Networking and Global Load Balancers
With GKE, ingress integration with Google Global Load Balancer opens access to tools like Cloud Armor for DoS defence, Identity-aware proxy for identity and access control, CloudCDN for global caching, and Google managed certificates. Additional capabilities include multi-cluster ingress and optimal routing of traffic to globally distributed applications on different clusters and regions.
Traffic Director is a fully managed traffic control plane for service mesh. With Traffic Director, you can easily deploy global load balancing across clusters and VM instances in multiple regions, offload health checking from service proxies, and configure sophisticated traffic control policies.

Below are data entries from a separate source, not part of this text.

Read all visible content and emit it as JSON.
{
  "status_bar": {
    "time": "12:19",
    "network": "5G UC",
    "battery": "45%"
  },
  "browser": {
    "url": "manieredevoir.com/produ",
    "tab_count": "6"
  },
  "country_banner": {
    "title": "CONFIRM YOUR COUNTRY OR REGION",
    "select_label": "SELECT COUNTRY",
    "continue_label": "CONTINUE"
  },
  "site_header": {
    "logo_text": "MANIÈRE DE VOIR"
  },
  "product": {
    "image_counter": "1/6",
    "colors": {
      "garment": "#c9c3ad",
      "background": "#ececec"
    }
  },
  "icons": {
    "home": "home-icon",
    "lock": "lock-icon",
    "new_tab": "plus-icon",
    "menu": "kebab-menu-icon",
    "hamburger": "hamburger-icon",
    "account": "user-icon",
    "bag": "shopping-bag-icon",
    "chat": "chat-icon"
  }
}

Application Lifecycle Management
In addition to offering Anthos as a modern application platform, Google also offers tools that help improve developer productivity. Developers can build apps directly from a browser with the Cloud Shell Editor, that offers features such as Go, Java, Node.js, Python, and C# language support, an integrated debugger, source control, refactoring, and a customizable interface. It also offers a complete inner loop experience to run an app on the Cloud Shell VM or in a minikube Kubernetes emulator, preview it directly in the browser, then commit changes back to git repo.
Google Cloud Code provides IDE support for the full development cycle of Kubernetes and Cloud Run applications, from creating and customizing a new application from sample templates to running your finished application. Cloud Build is a CI/CD tool that allows users to define pipelines that can import source code from a source control repositories or cloud storage spaces, execute a build to your specifications, and produce artifacts such as containers or Java archives. Google Container Registry is a private registry to manage container images, perform vulnerability analysis, and automation to build images when the source code is committed.
With a complete set of technologies and tools fully integrated and validated, Anthos is the best implementation of a modern application platform available in the market.
As enterprises adopt Google Cloud’s Anthos as a modern application platform, Google believes in taking a “solutions” approach to solve our customer problems. The Google Cloud solutions enable enterprises to adopt these platforms (like Anthos) with a customer problem first approach - starting with an assessment of the customer environment and then using specific pointed solutions that could include a combination of platforms, ROI/TCO calculators, blueprints, reference architectures, best practices, workshops and guidance all packaged to help them in their modernization journey.
Modern application platform is a Kubernetes based container platform that enables hybrid, multicloud and multi-cluster capabilities for enterprise application workloads. Google’s Anthos is a complete implementation of this platform. Application modernization solutions are offered to help enterprises with guidance, reference architectures and tools for modernizing applications.